We had a sad stop to make on the way home. Our friend Ken Spivey's father had died over the weekend and the viewing was this afternoon. Ken's dad has been sick for a while and finally was transferred to hospice at the end of last week. The now steady, cold rain created the mood as we arrived at the funeral home just as they opened. We talked to Alice and Ken for a while, said hi to Juanita and David, and then chatted with Ron and Lin before actually going in. The scent of the flowers surrounding the casket struck me immediately as we walked in and brought back a lot of sad memories. We said hello to Ken's mom and talked to his sister Debbie before leaving.

By now it was five o'clock and we were both starving, having not had lunch. Again, we had talked about having bacon and waffles, then bacon and buckwheat pancakes, but were reminded on our ride that Shrove Tuesday was coming up—what a good day to have pancakes on! So the bacon was temporarily shelved again. James needed gasoline, so we drove by Kroger and while he hit the pumps, I went inside and picked up a Hormel beef tips and gravy, plus a Sunday paper.

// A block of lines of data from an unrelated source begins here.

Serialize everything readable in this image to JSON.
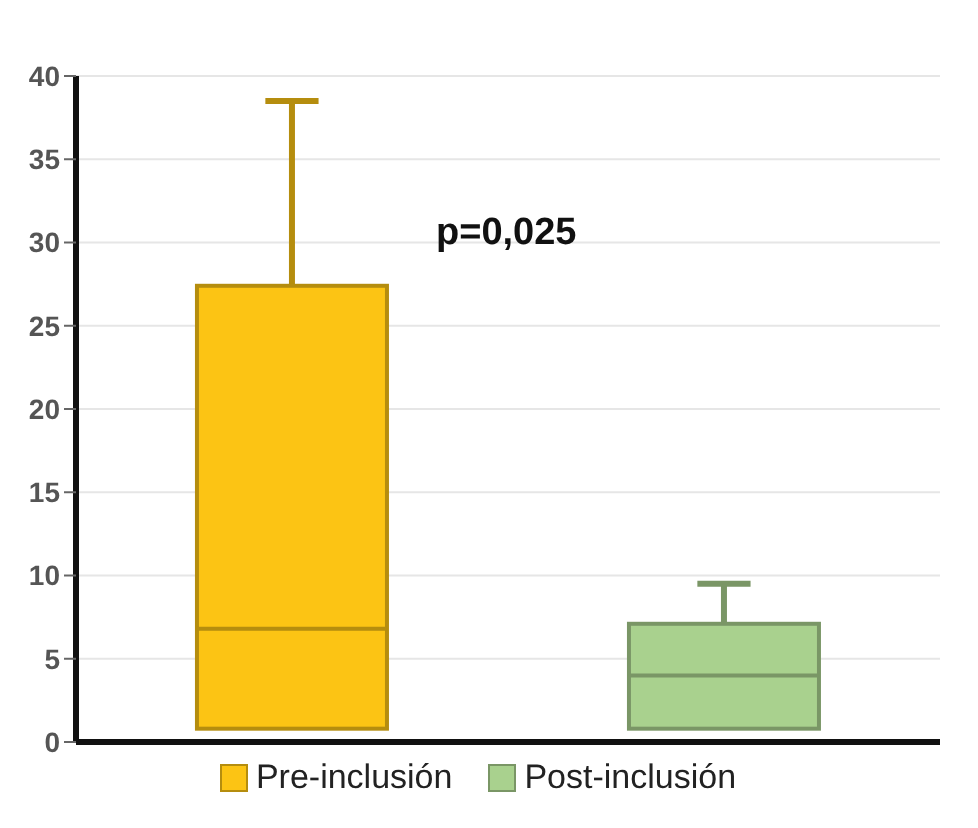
{
  "chart_data": {
    "type": "box",
    "categories": [
      null,
      null
    ],
    "series": [
      {
        "name": "Pre-inclusión",
        "color": "#fcc414",
        "boxes": [
          {
            "low": 0.8,
            "q1": 0.8,
            "median": 6.8,
            "q3": 27.4,
            "high": 38.5
          },
          null
        ]
      },
      {
        "name": "Post-inclusión",
        "color": "#a9d18e",
        "boxes": [
          null,
          {
            "low": 0.8,
            "q1": 0.8,
            "median": 4.0,
            "q3": 7.1,
            "high": 9.5
          }
        ]
      }
    ],
    "ylim": [
      0,
      40
    ],
    "yticks": [
      0,
      5,
      10,
      15,
      20,
      25,
      30,
      35,
      40
    ],
    "grid": "y",
    "legend": "bottom",
    "annotations": [
      "p=0,025"
    ]
  }
}
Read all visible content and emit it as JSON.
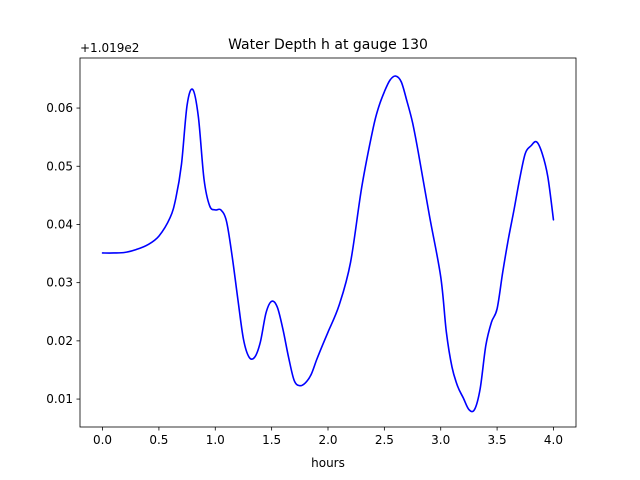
{
  "chart_data": {
    "type": "line",
    "title": "Water Depth h at gauge 130",
    "xlabel": "hours",
    "ylabel": "",
    "offset_text": "+1.019e2",
    "xlim": [
      -0.2,
      4.2
    ],
    "ylim": [
      0.0052,
      0.0686
    ],
    "x_ticks": [
      0.0,
      0.5,
      1.0,
      1.5,
      2.0,
      2.5,
      3.0,
      3.5,
      4.0
    ],
    "x_tick_labels": [
      "0.0",
      "0.5",
      "1.0",
      "1.5",
      "2.0",
      "2.5",
      "3.0",
      "3.5",
      "4.0"
    ],
    "y_ticks": [
      0.01,
      0.02,
      0.03,
      0.04,
      0.05,
      0.06
    ],
    "y_tick_labels": [
      "0.01",
      "0.02",
      "0.03",
      "0.04",
      "0.05",
      "0.06"
    ],
    "grid": false,
    "series": [
      {
        "color": "#0000ff",
        "x": [
          0.0,
          0.1,
          0.2,
          0.3,
          0.4,
          0.5,
          0.6,
          0.65,
          0.7,
          0.75,
          0.8,
          0.85,
          0.9,
          0.95,
          1.0,
          1.05,
          1.1,
          1.15,
          1.2,
          1.25,
          1.3,
          1.35,
          1.4,
          1.45,
          1.5,
          1.55,
          1.6,
          1.65,
          1.7,
          1.75,
          1.8,
          1.85,
          1.9,
          1.95,
          2.0,
          2.1,
          2.2,
          2.3,
          2.4,
          2.45,
          2.5,
          2.55,
          2.6,
          2.65,
          2.7,
          2.75,
          2.8,
          2.9,
          3.0,
          3.05,
          3.1,
          3.15,
          3.2,
          3.25,
          3.3,
          3.35,
          3.4,
          3.45,
          3.5,
          3.55,
          3.6,
          3.65,
          3.7,
          3.75,
          3.8,
          3.85,
          3.9,
          3.95,
          4.0
        ],
        "y": [
          0.0351,
          0.0351,
          0.0352,
          0.0357,
          0.0365,
          0.038,
          0.0412,
          0.0445,
          0.0503,
          0.0605,
          0.0632,
          0.0585,
          0.0478,
          0.0432,
          0.0425,
          0.0425,
          0.0405,
          0.0345,
          0.0272,
          0.0203,
          0.0172,
          0.0172,
          0.0198,
          0.0248,
          0.0268,
          0.0258,
          0.022,
          0.0172,
          0.0132,
          0.0123,
          0.0128,
          0.0142,
          0.0168,
          0.0192,
          0.0215,
          0.0262,
          0.0335,
          0.0465,
          0.0565,
          0.0602,
          0.0628,
          0.0648,
          0.0655,
          0.0645,
          0.0612,
          0.0575,
          0.0525,
          0.0415,
          0.031,
          0.0215,
          0.0155,
          0.0122,
          0.0102,
          0.0082,
          0.0082,
          0.0118,
          0.0192,
          0.0232,
          0.0255,
          0.0318,
          0.0375,
          0.0425,
          0.0478,
          0.0522,
          0.0535,
          0.0542,
          0.0522,
          0.0482,
          0.0408
        ]
      }
    ]
  }
}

By the time we got home, we were chilled and tired on top of hungry. We cooked up some spaetzle and warmed up the beef tips and had them together for supper, with the pumpkin bread for dessert, and watched this week's This Old House. I wanted to laugh watching them bring in supplies to build a stone wall, because I was thinking of all those 17th through 19th century New England farmers who broke their backs (and possibly even their horses'/oxen's backs) pulling stone after stone after stone out of the rocky soil to make a decent field to grow crops on—how they would goggle if they knew how much modern folks paid for rocks to make stone walls! Also watched Saturday's Too Cute!, which took a vacation from kittens and puppies to do hedgehogs, mini potbelly piglets, and mini lop-eared bunnies. Talk about a cute overload!

Sadly, it was raining too hard to watch the 2013 RV show. Phooey.